Romney also lambasted EPA overreach in his “Believe in America” jobs plan. “The EPA has issued a 946-page ‘hazardous air pollutants’ rule mandating ‘maximum achievable control technology’ under the Clean Air Act,” Romney wrote. “While President Obama has repeatedly touted a ‘green’ economy as a key to job creation, the reality is that investment in renewable energy does not create jobs. To the contrary, an increase in ‘green’ jobs produces a much larger decrease in other jobs.”

Though Romney and his team are staying quiet about his “green quarterback,” Texas Gov. Rick Perry’s campaign takes quick notice of Romney’s apparent inconsistencies on environmental policy, and of his refusal to denounce one of his former officials for her prominent role in the Obama EPA.

“This shows the liberal people that Mitt Romney has confidence in to make policies,” Perry spokesman Mark Miner told The Daily Caller. “That is part of the problem that is creating the economic disaster killing jobs in this country. This was Mitt Romney’s environmental adviser, and now she’s in Barack Obama’s EPA, pushing policies that are killing jobs.”

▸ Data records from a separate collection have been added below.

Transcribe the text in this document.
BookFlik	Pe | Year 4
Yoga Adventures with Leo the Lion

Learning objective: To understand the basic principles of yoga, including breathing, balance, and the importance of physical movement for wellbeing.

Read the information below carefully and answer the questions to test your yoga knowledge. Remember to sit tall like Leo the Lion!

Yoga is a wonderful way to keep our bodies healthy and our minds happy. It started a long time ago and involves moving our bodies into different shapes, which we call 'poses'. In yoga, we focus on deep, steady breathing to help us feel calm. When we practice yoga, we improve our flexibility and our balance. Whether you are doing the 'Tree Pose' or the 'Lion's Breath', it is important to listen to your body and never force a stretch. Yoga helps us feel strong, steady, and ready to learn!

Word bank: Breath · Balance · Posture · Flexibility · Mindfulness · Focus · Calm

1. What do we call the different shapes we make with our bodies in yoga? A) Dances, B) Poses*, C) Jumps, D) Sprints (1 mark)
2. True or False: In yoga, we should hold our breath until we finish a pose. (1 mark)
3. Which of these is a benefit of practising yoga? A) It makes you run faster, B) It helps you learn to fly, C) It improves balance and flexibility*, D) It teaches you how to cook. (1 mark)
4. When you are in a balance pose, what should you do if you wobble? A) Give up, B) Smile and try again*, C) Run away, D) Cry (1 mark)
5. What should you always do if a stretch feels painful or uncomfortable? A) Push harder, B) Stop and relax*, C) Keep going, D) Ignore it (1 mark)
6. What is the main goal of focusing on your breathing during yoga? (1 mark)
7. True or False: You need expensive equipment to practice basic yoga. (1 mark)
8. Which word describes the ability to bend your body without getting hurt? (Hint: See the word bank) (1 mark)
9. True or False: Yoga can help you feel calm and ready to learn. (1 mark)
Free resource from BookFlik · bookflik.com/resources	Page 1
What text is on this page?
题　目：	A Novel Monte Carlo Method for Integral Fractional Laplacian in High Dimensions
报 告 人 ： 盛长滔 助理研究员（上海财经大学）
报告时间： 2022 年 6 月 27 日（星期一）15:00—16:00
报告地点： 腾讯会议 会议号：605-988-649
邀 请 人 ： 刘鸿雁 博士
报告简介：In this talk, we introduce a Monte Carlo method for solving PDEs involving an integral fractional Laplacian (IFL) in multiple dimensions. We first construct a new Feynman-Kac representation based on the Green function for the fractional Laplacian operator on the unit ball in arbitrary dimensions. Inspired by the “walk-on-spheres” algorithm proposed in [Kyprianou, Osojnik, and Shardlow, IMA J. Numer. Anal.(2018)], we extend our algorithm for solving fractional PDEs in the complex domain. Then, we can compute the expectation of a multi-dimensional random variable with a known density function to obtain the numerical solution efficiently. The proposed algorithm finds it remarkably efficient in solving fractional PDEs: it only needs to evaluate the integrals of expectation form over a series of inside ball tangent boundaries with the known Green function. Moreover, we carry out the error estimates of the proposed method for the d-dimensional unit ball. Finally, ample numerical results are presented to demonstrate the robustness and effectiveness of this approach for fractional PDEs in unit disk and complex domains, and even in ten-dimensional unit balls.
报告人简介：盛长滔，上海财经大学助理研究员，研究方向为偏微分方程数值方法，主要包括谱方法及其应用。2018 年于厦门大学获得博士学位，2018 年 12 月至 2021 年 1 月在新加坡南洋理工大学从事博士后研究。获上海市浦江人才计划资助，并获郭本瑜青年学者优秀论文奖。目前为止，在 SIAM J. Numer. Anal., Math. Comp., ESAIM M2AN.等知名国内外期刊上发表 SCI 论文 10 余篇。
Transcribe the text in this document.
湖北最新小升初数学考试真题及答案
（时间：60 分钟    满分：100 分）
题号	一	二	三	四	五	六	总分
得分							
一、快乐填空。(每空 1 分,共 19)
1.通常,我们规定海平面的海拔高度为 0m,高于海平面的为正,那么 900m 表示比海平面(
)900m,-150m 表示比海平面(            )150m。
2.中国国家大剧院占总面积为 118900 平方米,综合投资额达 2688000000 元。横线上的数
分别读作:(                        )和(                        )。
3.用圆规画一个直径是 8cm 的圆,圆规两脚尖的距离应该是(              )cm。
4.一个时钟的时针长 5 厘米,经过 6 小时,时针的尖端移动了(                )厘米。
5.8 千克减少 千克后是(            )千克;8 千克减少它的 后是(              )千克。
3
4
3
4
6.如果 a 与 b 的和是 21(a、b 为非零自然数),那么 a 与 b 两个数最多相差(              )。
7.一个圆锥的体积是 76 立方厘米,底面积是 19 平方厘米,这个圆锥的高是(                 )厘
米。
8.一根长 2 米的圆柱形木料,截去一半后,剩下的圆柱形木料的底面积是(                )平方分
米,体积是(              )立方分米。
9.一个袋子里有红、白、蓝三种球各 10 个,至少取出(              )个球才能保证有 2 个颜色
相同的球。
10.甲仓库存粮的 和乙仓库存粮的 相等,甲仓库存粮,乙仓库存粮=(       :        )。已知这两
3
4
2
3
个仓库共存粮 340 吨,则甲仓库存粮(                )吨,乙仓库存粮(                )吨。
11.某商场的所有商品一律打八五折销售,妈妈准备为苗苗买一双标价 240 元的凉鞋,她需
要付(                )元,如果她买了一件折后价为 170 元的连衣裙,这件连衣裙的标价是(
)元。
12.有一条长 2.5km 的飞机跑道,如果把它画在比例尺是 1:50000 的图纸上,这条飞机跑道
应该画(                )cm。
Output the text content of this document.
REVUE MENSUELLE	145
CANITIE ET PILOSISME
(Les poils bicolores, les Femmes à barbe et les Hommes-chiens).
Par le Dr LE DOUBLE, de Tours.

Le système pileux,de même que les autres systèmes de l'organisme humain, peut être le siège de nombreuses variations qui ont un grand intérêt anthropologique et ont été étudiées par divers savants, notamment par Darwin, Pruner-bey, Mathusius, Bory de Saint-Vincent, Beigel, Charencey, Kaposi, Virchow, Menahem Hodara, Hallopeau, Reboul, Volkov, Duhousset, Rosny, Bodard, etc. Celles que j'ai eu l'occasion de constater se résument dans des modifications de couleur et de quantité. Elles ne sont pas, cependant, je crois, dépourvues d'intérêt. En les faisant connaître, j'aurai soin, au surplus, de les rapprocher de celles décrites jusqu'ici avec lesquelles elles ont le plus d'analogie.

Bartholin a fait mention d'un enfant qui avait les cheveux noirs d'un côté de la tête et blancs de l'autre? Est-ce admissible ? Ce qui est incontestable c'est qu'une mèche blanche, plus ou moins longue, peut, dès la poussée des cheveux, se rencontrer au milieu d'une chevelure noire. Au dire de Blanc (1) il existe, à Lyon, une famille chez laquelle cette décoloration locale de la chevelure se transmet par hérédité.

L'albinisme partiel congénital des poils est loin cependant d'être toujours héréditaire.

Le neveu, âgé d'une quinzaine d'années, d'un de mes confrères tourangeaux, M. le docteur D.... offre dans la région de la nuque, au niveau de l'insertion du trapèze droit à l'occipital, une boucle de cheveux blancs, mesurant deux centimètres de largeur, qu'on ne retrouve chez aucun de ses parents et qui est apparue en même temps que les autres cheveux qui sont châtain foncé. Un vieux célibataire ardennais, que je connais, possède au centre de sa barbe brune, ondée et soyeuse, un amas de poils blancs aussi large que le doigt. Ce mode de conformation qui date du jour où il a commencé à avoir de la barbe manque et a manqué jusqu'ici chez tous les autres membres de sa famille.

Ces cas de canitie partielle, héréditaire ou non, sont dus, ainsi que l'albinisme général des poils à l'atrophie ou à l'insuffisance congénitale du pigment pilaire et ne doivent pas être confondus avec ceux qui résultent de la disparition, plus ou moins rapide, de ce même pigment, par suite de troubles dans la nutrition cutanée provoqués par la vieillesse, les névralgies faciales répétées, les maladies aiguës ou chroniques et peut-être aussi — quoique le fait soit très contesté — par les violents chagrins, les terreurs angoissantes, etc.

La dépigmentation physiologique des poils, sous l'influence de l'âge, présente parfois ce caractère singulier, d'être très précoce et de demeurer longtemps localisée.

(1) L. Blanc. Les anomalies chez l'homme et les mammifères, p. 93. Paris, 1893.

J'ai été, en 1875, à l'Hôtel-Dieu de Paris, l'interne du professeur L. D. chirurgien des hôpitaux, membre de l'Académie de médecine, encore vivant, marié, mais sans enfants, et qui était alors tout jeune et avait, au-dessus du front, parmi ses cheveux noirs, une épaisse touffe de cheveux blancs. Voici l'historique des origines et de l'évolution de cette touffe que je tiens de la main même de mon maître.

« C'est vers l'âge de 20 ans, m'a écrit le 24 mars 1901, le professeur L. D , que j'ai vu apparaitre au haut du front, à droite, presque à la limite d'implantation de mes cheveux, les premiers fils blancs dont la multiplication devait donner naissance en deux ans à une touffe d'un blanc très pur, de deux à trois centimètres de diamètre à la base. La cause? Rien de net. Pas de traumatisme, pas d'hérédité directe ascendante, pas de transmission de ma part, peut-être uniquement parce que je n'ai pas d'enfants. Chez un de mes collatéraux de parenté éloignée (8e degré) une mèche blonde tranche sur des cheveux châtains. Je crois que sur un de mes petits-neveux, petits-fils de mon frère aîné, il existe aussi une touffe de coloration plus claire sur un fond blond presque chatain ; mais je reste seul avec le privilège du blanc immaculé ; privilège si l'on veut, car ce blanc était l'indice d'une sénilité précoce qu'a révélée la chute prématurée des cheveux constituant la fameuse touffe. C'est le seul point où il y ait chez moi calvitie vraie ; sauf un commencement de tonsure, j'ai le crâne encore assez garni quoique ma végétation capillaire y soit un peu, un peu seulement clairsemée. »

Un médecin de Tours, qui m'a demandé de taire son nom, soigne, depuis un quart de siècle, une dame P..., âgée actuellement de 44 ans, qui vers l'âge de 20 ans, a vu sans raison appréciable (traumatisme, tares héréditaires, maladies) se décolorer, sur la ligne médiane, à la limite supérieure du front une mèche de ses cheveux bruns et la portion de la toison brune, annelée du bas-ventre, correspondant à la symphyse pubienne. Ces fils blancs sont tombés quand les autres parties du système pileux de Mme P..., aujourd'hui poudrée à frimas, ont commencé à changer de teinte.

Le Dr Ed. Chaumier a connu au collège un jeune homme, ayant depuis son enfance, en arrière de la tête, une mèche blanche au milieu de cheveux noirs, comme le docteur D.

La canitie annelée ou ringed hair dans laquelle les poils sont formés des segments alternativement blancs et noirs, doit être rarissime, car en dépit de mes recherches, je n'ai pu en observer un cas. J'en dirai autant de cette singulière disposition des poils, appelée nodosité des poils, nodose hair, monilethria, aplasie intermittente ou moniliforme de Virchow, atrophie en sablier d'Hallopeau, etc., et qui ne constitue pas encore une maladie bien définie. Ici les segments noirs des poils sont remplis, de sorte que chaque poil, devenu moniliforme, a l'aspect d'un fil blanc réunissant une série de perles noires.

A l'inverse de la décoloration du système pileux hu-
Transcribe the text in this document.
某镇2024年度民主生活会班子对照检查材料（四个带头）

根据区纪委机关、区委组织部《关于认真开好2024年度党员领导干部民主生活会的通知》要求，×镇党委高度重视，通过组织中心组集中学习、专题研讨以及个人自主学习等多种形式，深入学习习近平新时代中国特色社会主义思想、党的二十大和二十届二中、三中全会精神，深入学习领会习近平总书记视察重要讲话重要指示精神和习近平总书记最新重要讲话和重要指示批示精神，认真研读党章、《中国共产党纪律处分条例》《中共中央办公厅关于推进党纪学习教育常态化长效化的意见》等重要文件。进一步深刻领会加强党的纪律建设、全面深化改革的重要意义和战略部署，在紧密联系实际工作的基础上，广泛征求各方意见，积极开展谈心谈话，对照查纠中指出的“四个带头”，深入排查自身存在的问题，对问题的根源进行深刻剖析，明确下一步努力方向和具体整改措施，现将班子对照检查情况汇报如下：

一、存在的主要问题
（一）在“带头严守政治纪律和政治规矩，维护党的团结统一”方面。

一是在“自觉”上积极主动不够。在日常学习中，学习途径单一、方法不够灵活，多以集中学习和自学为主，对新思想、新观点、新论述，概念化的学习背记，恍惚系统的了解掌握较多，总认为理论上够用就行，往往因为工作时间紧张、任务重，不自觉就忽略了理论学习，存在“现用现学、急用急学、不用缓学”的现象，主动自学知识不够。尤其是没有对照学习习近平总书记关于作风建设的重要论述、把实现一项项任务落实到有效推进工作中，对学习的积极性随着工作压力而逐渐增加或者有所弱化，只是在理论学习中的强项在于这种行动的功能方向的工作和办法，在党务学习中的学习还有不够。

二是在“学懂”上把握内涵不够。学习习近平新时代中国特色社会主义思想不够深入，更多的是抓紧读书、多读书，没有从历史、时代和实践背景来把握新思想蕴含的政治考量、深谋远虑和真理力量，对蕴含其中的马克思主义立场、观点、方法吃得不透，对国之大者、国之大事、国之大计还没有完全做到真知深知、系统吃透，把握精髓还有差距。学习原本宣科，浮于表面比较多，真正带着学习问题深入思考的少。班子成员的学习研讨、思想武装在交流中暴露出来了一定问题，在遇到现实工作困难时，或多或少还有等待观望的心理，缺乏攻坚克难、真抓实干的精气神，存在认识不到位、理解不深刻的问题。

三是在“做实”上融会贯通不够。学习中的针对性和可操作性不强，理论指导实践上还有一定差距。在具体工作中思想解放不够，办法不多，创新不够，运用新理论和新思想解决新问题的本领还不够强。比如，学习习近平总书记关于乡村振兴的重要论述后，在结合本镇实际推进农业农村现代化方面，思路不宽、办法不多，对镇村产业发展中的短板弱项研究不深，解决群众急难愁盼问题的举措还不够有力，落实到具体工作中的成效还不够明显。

Perry isn’t the only critic questioning Romney’s conservative principles in this regard. FreedomWorks spokesman Adam Brandon told TheDC that Romney can’t be trusted on invironmental policy. FreedomWorks is a conservative grassroots organization that has opposed Romney’s bid for president on the basis that he is not conservative enough for the job.

“This is basically our problem with Mitt Romney,” Brandon said in a phone interview. “This is very similar to the fact that, like we were hearing again last week, ‘uh-oh, Obamacare is based off of Romneycare’ and his advisers went and worked at the White House to get Obamacare done. It’s very similar and that’s been kind of our objection.”